Palestine, Sahara occidental, Libye… : Les gros titres de Attaf

Le ministre d’État, ministre des Affaires étrangères, de la Communauté nationale à l’étranger et des Affaires africaines, Ahmed Attaf, a réaffirmé lundi, devant l’Assemblée générale des Nations unies, l’appel du président Abdelmadjid Tebboune en faveur de l’adhésion pleine et entière de la Palestine à l’ONU. Il a souligné que l’établissement d’un État palestinien « n’est pas un choix, mais un impératif absolu pour la sécurité et la stabilité au Moyen-Orient ».

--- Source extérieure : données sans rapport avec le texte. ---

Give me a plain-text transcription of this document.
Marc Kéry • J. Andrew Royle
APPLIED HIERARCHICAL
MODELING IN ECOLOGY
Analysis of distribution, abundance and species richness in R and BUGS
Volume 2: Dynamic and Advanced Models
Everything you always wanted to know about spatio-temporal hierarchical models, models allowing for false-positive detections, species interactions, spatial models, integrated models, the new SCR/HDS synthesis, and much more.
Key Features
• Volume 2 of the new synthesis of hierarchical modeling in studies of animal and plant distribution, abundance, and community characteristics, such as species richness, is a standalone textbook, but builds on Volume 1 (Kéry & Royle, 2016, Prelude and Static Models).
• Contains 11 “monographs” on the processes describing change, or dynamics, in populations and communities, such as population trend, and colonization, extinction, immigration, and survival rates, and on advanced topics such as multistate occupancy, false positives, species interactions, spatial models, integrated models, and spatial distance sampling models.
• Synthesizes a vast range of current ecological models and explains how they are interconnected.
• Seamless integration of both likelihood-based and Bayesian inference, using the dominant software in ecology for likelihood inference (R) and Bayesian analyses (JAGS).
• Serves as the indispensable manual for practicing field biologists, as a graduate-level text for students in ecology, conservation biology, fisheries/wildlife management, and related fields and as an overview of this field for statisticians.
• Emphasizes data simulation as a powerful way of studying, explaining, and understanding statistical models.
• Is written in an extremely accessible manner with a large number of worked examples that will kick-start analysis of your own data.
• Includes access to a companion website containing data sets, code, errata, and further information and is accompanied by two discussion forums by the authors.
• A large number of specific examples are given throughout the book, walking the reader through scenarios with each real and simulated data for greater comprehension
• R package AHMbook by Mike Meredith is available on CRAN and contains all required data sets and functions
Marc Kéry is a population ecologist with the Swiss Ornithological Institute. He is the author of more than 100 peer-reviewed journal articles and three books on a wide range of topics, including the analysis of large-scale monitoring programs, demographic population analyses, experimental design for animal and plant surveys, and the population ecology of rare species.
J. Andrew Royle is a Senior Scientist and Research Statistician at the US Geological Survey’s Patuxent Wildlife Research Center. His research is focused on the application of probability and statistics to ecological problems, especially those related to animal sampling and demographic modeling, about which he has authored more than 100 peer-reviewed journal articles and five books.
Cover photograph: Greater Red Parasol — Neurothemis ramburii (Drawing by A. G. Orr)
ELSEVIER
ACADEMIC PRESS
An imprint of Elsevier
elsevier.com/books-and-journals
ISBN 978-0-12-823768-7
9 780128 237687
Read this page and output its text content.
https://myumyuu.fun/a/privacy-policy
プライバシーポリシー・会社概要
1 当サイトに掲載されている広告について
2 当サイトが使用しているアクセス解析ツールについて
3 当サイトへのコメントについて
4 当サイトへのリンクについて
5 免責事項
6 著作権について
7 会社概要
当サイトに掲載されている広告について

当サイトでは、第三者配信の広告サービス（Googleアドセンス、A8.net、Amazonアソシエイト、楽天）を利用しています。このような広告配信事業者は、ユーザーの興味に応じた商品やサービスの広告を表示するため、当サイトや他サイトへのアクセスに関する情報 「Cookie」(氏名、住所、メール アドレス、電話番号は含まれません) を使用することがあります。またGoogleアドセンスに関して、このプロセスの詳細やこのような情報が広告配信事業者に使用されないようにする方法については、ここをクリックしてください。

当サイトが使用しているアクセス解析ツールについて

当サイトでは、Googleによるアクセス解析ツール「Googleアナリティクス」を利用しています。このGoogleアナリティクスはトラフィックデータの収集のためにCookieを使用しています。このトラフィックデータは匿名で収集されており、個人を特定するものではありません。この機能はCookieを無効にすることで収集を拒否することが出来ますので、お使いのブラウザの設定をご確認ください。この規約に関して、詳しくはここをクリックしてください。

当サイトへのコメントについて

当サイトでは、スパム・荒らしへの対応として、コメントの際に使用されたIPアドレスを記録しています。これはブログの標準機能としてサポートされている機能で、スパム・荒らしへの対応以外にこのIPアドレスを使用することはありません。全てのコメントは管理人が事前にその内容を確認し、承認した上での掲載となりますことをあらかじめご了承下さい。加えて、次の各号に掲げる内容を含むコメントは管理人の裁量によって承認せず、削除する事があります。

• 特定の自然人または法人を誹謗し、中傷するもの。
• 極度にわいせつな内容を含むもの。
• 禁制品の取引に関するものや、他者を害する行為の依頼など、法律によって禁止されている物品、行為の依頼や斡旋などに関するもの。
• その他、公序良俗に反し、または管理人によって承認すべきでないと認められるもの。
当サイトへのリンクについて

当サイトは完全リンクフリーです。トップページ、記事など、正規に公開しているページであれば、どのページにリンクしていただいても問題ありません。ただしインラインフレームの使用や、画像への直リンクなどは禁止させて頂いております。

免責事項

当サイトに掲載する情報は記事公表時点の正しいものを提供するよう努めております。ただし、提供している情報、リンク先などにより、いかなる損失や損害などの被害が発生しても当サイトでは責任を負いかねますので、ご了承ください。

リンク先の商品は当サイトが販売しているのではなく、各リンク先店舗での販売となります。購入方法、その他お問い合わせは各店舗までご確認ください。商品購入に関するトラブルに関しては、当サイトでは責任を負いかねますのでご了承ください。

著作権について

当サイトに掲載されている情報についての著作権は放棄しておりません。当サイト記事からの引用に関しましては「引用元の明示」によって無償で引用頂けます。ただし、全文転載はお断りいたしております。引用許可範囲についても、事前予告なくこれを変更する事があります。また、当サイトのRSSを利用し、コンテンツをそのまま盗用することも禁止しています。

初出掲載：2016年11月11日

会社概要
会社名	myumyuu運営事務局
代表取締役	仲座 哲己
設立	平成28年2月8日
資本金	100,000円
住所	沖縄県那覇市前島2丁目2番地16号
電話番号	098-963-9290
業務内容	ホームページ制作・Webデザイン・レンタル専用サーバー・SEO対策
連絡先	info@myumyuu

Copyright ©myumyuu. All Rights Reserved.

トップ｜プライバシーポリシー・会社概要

Dans son intervention, M. Attaf a salué l’élan diplomatique en faveur de la reconnaissance de la Palestine, rappelant que ce droit est « légitime, enraciné et incontournable ». Il a mis en garde contre « le plus grand danger de l’histoire » auquel fait face la cause palestinienne : l’annexion des terres, le déplacement forcé du peuple et la remise en cause de la solution à deux États, au profit d’un projet expansionniste israélien visant à instaurer le « Grand Israël ».
L’Algérie, a-t-il assuré, suit de près les négociations menées sous l’égide des États-Unis pour mettre fin aux tragédies à Ghaza. Elle encourage ces efforts, espérant qu’ils permettront d’aboutir à une prise en charge « réelle des racines du conflit israélo-palestinien ».
Abordant la question du Sahara occidental, M. Attaf a réaffirmé que ce dossier demeure une affaire de décolonisation et que « le fait accompli imposé dans ces territoires reste une occupation aux yeux du droit international ». Il a rappelé que le peuple sahraoui conserve son droit imprescriptible à l’autodétermination et que toute solution doit reposer sur cinq principes : parrainage exclusif de l’ONU, négociations directes entre le Maroc et le Front Polisario, élaboration conjointe de la solution, conformité avec la doctrine onusienne et organisation d’un référendum d’autodétermination.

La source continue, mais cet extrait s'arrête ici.